Когда враги исчезли, уголёк сразу же потух. Мунгун Гу спрятал его опять за пазуху, а потом поехал искать потерянную палку. Вскоре нашёл он пастушеский посох, заткнул его за пояс и опять поскакал с Оюн на запад.

Сколько времени ехали они, — не известно, только раз на опушке увидели беглецы заброшенную юрту и поселились в ней.

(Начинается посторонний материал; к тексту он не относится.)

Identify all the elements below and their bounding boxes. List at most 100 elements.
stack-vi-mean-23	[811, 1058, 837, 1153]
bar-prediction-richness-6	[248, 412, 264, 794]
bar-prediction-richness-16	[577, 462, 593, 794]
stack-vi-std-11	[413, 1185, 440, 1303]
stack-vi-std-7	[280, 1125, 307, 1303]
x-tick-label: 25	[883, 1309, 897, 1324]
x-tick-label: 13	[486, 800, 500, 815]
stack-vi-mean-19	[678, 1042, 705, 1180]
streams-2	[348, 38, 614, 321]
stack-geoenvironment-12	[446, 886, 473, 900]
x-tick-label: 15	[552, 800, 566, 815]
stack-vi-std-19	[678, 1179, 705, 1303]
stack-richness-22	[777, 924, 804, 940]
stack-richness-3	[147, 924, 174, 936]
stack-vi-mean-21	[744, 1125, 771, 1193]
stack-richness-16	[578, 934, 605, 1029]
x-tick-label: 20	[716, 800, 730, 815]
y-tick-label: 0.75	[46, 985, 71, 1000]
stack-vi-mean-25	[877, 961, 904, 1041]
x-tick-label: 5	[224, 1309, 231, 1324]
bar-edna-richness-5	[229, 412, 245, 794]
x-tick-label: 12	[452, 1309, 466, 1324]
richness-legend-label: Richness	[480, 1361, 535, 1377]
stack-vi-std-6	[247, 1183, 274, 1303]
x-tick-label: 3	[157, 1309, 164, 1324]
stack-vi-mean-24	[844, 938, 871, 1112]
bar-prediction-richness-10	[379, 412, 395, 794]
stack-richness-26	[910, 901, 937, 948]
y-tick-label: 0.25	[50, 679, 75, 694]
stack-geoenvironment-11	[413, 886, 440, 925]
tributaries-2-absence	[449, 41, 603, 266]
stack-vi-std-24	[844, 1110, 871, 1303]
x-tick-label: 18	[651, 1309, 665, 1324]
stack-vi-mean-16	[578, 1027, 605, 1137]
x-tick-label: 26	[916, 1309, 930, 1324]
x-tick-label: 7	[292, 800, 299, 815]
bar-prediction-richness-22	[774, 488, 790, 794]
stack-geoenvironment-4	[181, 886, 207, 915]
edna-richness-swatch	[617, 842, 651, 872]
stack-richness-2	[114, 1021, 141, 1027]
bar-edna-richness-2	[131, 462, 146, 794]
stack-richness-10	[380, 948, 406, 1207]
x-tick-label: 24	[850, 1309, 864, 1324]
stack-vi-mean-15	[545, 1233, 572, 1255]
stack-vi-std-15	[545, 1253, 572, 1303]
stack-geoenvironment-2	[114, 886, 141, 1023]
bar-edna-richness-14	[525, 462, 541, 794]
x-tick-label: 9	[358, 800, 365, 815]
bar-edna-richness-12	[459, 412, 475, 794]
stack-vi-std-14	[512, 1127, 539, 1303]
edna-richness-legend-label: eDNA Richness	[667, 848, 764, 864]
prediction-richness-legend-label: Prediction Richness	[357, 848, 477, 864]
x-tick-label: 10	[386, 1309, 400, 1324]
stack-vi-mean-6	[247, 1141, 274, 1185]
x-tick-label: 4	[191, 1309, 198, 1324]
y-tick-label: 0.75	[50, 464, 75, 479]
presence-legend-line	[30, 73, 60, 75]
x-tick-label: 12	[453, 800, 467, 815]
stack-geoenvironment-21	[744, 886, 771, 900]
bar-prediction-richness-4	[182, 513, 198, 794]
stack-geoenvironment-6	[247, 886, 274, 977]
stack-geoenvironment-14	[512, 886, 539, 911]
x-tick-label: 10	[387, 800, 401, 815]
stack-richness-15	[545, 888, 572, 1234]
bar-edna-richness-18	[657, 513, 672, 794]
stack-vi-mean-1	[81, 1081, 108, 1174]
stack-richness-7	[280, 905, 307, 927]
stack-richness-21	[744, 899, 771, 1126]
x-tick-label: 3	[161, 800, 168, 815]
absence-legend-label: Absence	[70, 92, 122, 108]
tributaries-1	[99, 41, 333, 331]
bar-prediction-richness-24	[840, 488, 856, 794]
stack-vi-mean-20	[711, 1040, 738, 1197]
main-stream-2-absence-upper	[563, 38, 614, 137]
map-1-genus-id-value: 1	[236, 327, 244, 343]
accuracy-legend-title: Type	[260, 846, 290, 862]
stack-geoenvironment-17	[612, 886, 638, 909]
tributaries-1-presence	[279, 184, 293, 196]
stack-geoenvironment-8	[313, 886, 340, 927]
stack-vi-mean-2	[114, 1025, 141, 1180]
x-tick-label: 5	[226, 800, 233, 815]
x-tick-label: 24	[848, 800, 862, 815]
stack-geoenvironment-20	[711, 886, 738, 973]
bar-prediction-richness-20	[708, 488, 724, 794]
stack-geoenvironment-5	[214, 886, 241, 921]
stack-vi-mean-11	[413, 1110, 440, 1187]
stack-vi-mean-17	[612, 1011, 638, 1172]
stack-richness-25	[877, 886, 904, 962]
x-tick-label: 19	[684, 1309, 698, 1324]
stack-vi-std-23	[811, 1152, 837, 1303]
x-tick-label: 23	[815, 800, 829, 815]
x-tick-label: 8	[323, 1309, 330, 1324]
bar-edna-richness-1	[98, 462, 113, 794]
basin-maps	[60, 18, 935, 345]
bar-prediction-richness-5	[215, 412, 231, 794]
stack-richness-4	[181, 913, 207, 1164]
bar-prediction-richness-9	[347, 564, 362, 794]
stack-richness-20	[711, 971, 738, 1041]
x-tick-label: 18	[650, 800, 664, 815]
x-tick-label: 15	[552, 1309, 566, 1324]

Хорошо зажили Мунгун Гу и Оюн. Мунгун Гу каждое утро уходил на охоту, а жена его разводила огонь и готовила пищу.

Один раз сказал Мунгун Гу жене:

— Подари мне один золотой волосок. Я буду всегда носить его на своей груди.

Оюн вырвала золотой ьолосок из своей косы и дала его мужу. Спрятал Мунгун Гу драгоценный подарок и пошёл весёлый на охоту. Два дня счастливо охотился он, на третий отправился домой. По дороге присел отдохнуть на степной камень и вспомнил о жене. Достал он золотой волосок, стал любоваться им. Вдруг налетел ураган, вырвал из рук Мунгун Гу волосок и унёс его куда-то в степь.

Долго стоял в горести Мунгун Гу, оплакивая потерю. Потом вспомнил, что у Оюн есть ещё два золотых волоска, и сказал себе:

— Попрошу у неё второй волосок.

Сказал так и, не ведая беды, пошёл домой.

А ураган тем временем принёс золотой волосок Оюн в ханский сад. Увидел хан волосок, разгневался, приказал позвать к себе тушимэла.

Прибежал тушимэл от страха еле живой. Показал ему хан золотой волосок, закричал сердито:

— Мунгун Гу украл у меня невесту, а ты не можешь сё найти! Если к исходу весеннего месяца я не увижу в своей юрте прекрасную Оюн, я прикажу вбить тебя живым в землю!

Взял тушимэл сто цириков и поехал искать ханскую невесту. Сто дорог изъездил он и нигде не мог найти следов Оюн. И уже третий весенний месяц подходил к концу, когда увидел раз тушимэл Мунгун Гу. Он сидел в степи на придорожном камне и любовался золотым волоском своей жены. Хитрый тушимэл приказал цирикам спрятаться в высокой траве, а сам притворился больным и хилым.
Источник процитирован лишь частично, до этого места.